Four stories round out the Afghanistan news: Jane Perlez looks at the construction of the Gardez-Khost road, which is expected to ultimately cost the United States $176 million, or around $2.8 million per mile, and part of which is already in disarray (NYT).The Canadian Press examines the efforts of the Canadian military to build a 15-km gravel road through Panjwai district in Kandahar, one of the most turbulent parts of Afghanistan (Canadian Press). The Afghan Parliament on Saturday approved the Turkmenistan-Afghanistan-Pakistan-India (TAPI) pipeline, which will begin construction in 2012 and is likely to finish in 2014 (ET). And the U.S. Air Force said this weekend that the sophisticated surveillance drone named "Gorgon Stare" has been deployed over Afghanistan (Post).
The beat goes on
German security forces arrested three men in the cities of Düsseldorf and Bochum on Friday, two of Moroccan and one of Iranian descent in relation to an alleged al-Qaeda-linked terrorist plot to engage in a large-scale bomb attack in Düsseldorf (WSJ, CNN, Deutsche Welle, FT, NYT). The plot, which police say was in its final stages of planning, reportedly involved at least one man recruited by al-Qaeda and trained in the Afghanistan-Pakistan border area, and involved some direction from a "high-level" al-Qaeda operative (NYT, Deutsche Welle).

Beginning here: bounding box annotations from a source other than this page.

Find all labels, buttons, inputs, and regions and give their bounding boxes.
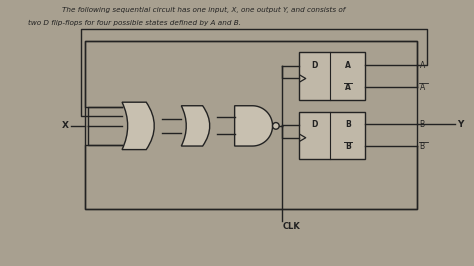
Circle shape [273, 123, 279, 129]
Bar [299, 112, 365, 159]
Text: Y: Y [457, 120, 464, 129]
Bar [299, 52, 365, 100]
Text: B: B [345, 142, 351, 151]
PathPatch shape [181, 106, 210, 146]
Text: A: A [345, 82, 351, 92]
Text: B: B [419, 142, 425, 151]
Text: D: D [311, 120, 318, 130]
Text: D: D [311, 61, 318, 70]
PathPatch shape [122, 102, 155, 149]
Text: B: B [345, 120, 351, 129]
Text: B: B [419, 120, 425, 129]
Bar [85, 41, 417, 209]
Text: A: A [419, 61, 425, 70]
Text: A: A [419, 82, 425, 92]
Text: X: X [62, 121, 69, 130]
Text: two D flip-flops for four possible states defined by A and B.: two D flip-flops for four possible state… [28, 20, 241, 26]
Text: The following sequential circuit has one input, X, one output Y, and consists of: The following sequential circuit has one… [62, 7, 345, 14]
Text: CLK: CLK [283, 222, 301, 231]
Text: A: A [345, 61, 351, 70]
PathPatch shape [235, 106, 273, 146]
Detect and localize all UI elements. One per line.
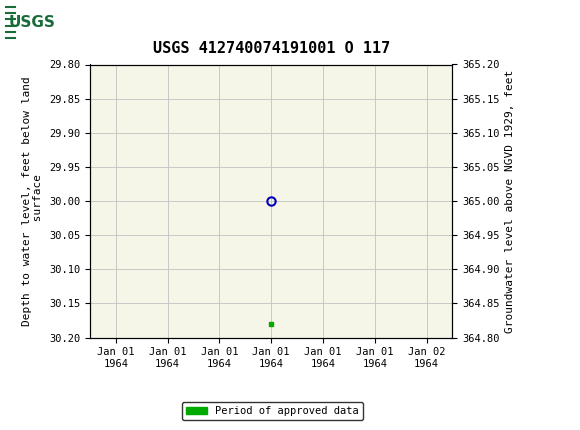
Y-axis label: Depth to water level, feet below land
 surface: Depth to water level, feet below land su…	[22, 76, 44, 326]
Legend: Period of approved data: Period of approved data	[182, 402, 363, 421]
Text: USGS: USGS	[9, 15, 55, 30]
FancyBboxPatch shape	[6, 4, 64, 41]
Y-axis label: Groundwater level above NGVD 1929, feet: Groundwater level above NGVD 1929, feet	[505, 69, 515, 333]
Title: USGS 412740074191001 O 117: USGS 412740074191001 O 117	[153, 41, 390, 56]
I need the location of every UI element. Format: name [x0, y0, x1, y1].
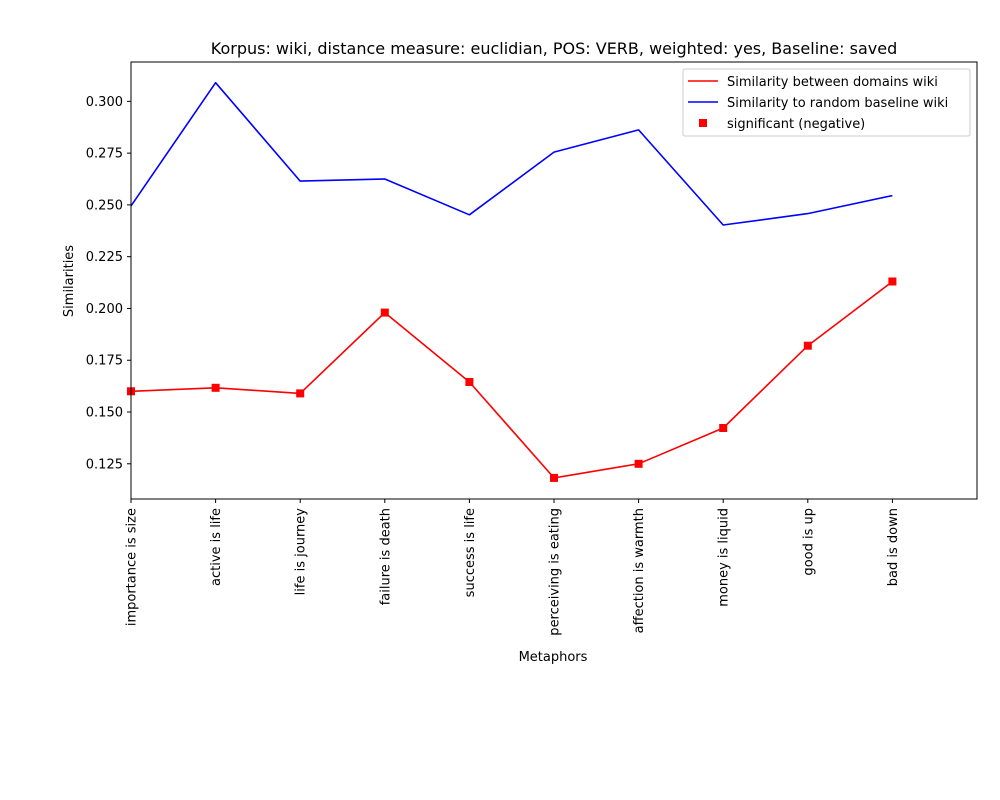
x-axis-label: Metaphors [519, 650, 588, 665]
legend-box [682, 68, 971, 137]
data-point [719, 424, 728, 432]
x-tick-label: failure is death [378, 508, 393, 605]
legend-entry-label: Similarity between domains wiki [727, 75, 938, 90]
data-point [465, 378, 474, 386]
series-line-0 [130, 280, 893, 479]
y-tick-label: 0.200 [86, 302, 123, 317]
x-tick-label: good is up [801, 508, 816, 576]
x-tick-label: bad is down [886, 508, 901, 586]
legend-marker-swatch [699, 119, 707, 127]
x-tick-label: success is life [463, 508, 478, 597]
legend: Similarity between domains wiki Similarit… [682, 68, 971, 137]
data-point [634, 459, 643, 468]
legend-entry-label: Similarity to random baseline wiki [727, 96, 948, 111]
data-point [888, 277, 897, 286]
x-tick-label: life is journey [294, 508, 309, 596]
x-tick-label: perceiving is eating [548, 508, 563, 636]
y-tick-label: 0.275 [86, 147, 123, 162]
y-tick-label: 0.225 [86, 250, 123, 265]
y-tick-label: 0.175 [86, 354, 123, 369]
y-axis-label: Similarities [62, 245, 77, 317]
data-point [380, 308, 389, 317]
y-tick-label: 0.250 [86, 198, 123, 213]
data-point [296, 389, 305, 398]
y-tick-label: 0.150 [86, 406, 123, 421]
plot-area: importance is size active is life life is … [86, 61, 978, 636]
series-line-1 [130, 81, 893, 226]
y-tick-label: 0.300 [86, 95, 123, 110]
data-point [803, 341, 812, 350]
x-tick-label: importance is size [125, 508, 140, 626]
x-tick-label: money is liquid [717, 508, 732, 607]
data-point [211, 383, 220, 392]
legend-entry-label: significant (negative) [727, 117, 865, 132]
y-tick-label: 0.125 [86, 457, 123, 472]
chart-title: Korpus: wiki, distance measure: euclidia… [211, 39, 897, 58]
data-point [550, 473, 558, 482]
x-tick-label: affection is warmth [632, 508, 647, 633]
x-tick-label: active is life [209, 508, 224, 586]
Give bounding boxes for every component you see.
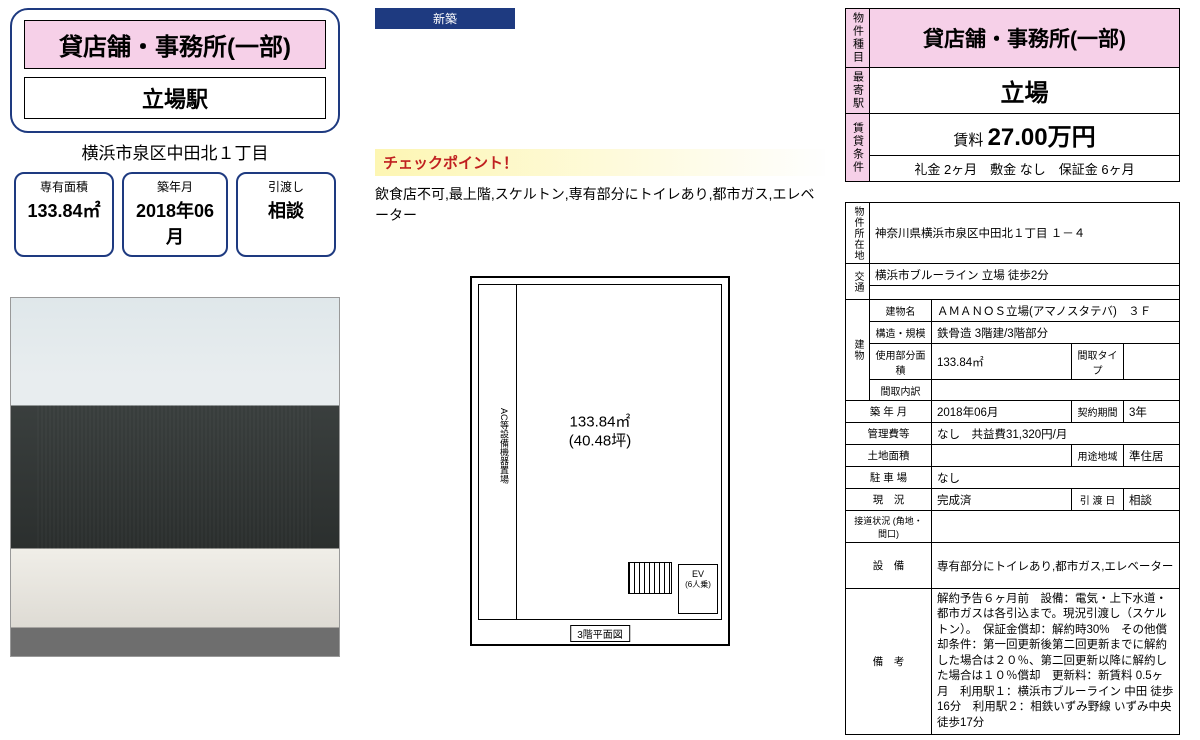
struct: 鉄骨造 3階建/3階部分	[932, 322, 1180, 344]
mini-built-label: 築年月	[132, 178, 218, 195]
hdr-rent-value: 27.00万円	[988, 124, 1096, 151]
transit: 横浜市ブルーライン 立場 徒歩2分	[870, 264, 1180, 286]
transit-label: 交通	[846, 264, 870, 300]
hdr-kind-label: 物件種目	[846, 9, 870, 68]
land-label: 土地面積	[846, 445, 932, 467]
built-label: 築 年 月	[846, 401, 932, 423]
status-label: 現 況	[846, 489, 932, 511]
loc-label: 物件所在地	[846, 203, 870, 264]
mini-built-val: 2018年06月	[132, 197, 218, 249]
parking: なし	[932, 467, 1180, 489]
mini-area-label: 専有面積	[24, 178, 104, 195]
parking-label: 駐 車 場	[846, 467, 932, 489]
summary-type: 貸店舗・事務所(一部)	[24, 20, 326, 69]
built: 2018年06月	[932, 401, 1072, 423]
floorplan-side-label: AC等設備機器置場	[481, 408, 511, 484]
remarks-label: 備 考	[846, 589, 932, 735]
property-photo	[10, 297, 340, 657]
layout-label: 間取タイプ	[1071, 344, 1123, 380]
floorplan-ev-cap: (6人乗)	[679, 579, 717, 590]
bld-name: ＡＭＡＮＯＳ立場(アマノスタテバ) ３Ｆ	[932, 300, 1180, 322]
land	[932, 445, 1072, 467]
hdr-station-label: 最寄駅	[846, 68, 870, 114]
road	[932, 511, 1180, 543]
equip: 専有部分にトイレあり,都市ガス,エレベーター	[932, 543, 1180, 589]
hdr-station: 立場	[870, 68, 1180, 114]
mini-delivery-val: 相談	[246, 197, 326, 223]
mini-delivery: 引渡し 相談	[236, 172, 336, 257]
delivery-label: 引 渡 日	[1071, 489, 1123, 511]
floorplan-tsubo: (40.48坪)	[569, 432, 632, 452]
zone-label: 用途地域	[1071, 445, 1123, 467]
layout	[1123, 344, 1179, 380]
summary-address: 横浜市泉区中田北１丁目	[10, 139, 340, 164]
contract-label: 契約期間	[1071, 401, 1123, 423]
summary-station: 立場駅	[24, 77, 326, 119]
floorplan-elevator: EV (6人乗)	[678, 564, 718, 614]
checkpoint-title: チェックポイント！	[375, 149, 825, 176]
floorplan-caption: 3階平面図	[570, 625, 630, 642]
layout-detail-label: 間取内訳	[870, 380, 932, 401]
floorplan: AC等設備機器置場 133.84㎡ (40.48坪) EV (6人乗) 3階平面…	[470, 276, 730, 646]
contract: 3年	[1123, 401, 1179, 423]
loc: 神奈川県横浜市泉区中田北１丁目 １－４	[870, 203, 1180, 264]
new-badge: 新築	[375, 8, 515, 29]
summary-card: 貸店舗・事務所(一部) 立場駅	[10, 8, 340, 133]
checkpoint-text: 飲食店不可,最上階,スケルトン,専有部分にトイレあり,都市ガス,エレベーター	[375, 184, 825, 226]
mini-area-val: 133.84㎡	[24, 197, 104, 223]
layout-detail	[932, 380, 1180, 401]
zone: 準住居	[1123, 445, 1179, 467]
road-label: 接道状況 (角地・間口)	[846, 511, 932, 543]
hdr-terms: 礼金 2ヶ月 敷金 なし 保証金 6ヶ月	[870, 156, 1180, 182]
hdr-rent-prefix: 賃料	[953, 132, 983, 149]
detail-table: 物件所在地 神奈川県横浜市泉区中田北１丁目 １－４ 交通 横浜市ブルーライン 立…	[845, 202, 1180, 735]
mgmt: なし 共益費31,320円/月	[932, 423, 1180, 445]
floorplan-ev-label: EV	[679, 569, 717, 579]
hdr-terms-label: 賃貸条件	[846, 114, 870, 182]
hdr-kind: 貸店舗・事務所(一部)	[870, 9, 1180, 68]
struct-label: 構造・規模	[870, 322, 932, 344]
equip-label: 設 備	[846, 543, 932, 589]
floorplan-area: 133.84㎡	[569, 412, 632, 432]
bld-name-label: 建物名	[870, 300, 932, 322]
mini-delivery-label: 引渡し	[246, 178, 326, 195]
mgmt-label: 管理費等	[846, 423, 932, 445]
bld-label: 建物	[846, 300, 870, 401]
hdr-rent: 賃料 27.00万円	[870, 114, 1180, 156]
usearea-label: 使用部分面積	[870, 344, 932, 380]
usearea: 133.84㎡	[932, 344, 1072, 380]
floorplan-stairs	[628, 562, 672, 594]
delivery: 相談	[1123, 489, 1179, 511]
mini-area: 専有面積 133.84㎡	[14, 172, 114, 257]
mini-built: 築年月 2018年06月	[122, 172, 228, 257]
header-table: 物件種目 貸店舗・事務所(一部) 最寄駅 立場 賃貸条件 賃料 27.00万円 …	[845, 8, 1180, 182]
remarks: 解約予告６ヶ月前 設備：電気・上下水道・都市ガスは各引込まで。現況引渡し（スケル…	[932, 589, 1180, 735]
status: 完成済	[932, 489, 1072, 511]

And Saba Imtiaz traces the history of Karachi as an operating base and transportation hub for al-Qaeda central before and after 9/11 (ET).
Talks about talks
Denying reports last week that Pakistan had encouraged Afghanistan to move away from its alliance with the United States, Pakistani ambassador to the United States Husain Haqqani announced Saturday that the three countries would hold trilateral talks this month to work on ending the war in Afghanistan (Dawn). U.S. envoy to Afghanistan and Pakistan Amb. Marc Grossman will reportedly meet tomorrow in Islamabad with Pakistani foreign secretary Salman Bashir.
The Times reports that the United States, limited by the lack of capacity in Pakistan’s civilian government and wary of corruption, has disbursed less than $200 million of the $1.5 billion per year Kerry-Lugar aid bill, focusing on projects in out-of-the-way places that have still yet to be completed in full (NYT). The AFP reports on Pakistan’s fiscal woes, fed in large part by the fact that only 1.9 million Pakistanis, out of a population of nearly 180 million, paid taxes last year (AFP). And Pam Constable notes the growth in Islamic banking in Pakistan (Post).
Gimme fuel, gimme fire
Unidentified attackers near Attock, about 40 miles from Islamabad, killed four Pakistani police in an attack on a police post before attacking a NATO fuel convoy, destroying up to 14 vehicles (Geo, ET, Daily Times, AFP).
Two people have been killed by a landmine in Kurram agency, as the Express Tribune reports that the insurgent Haqqani Network has warned Tehrik-i-Taliban Pakistan leader Hakimullah Mehsud not to disrupt a fragile truce in Kurram brokered in part with Haqqani help (ET, ET). Up to 13 cars were burned in Karachi this weekend as supporters of the Muttahida Qaudi Movement (MQM) mourned a senior member of the party, Liaquat Qureshi, who was assassinated Friday (Dawn, Daily Times). And Pakistani police broke up a crowd that was marching to attack a church in the eastern city of Gujranwala on Saturday, after two Qurans were burnt in the city (AP).
Pakistani musical prodigy Usman Riaz is the subject of a new short film showcasing his talent and particular style of guitar playing, playing it as a part-string, part-percussion instrument (Newsline). Riaz, 20, deferred his admission to Boston’s Berklee School of Music to explore Pakistan’s music and culture scene.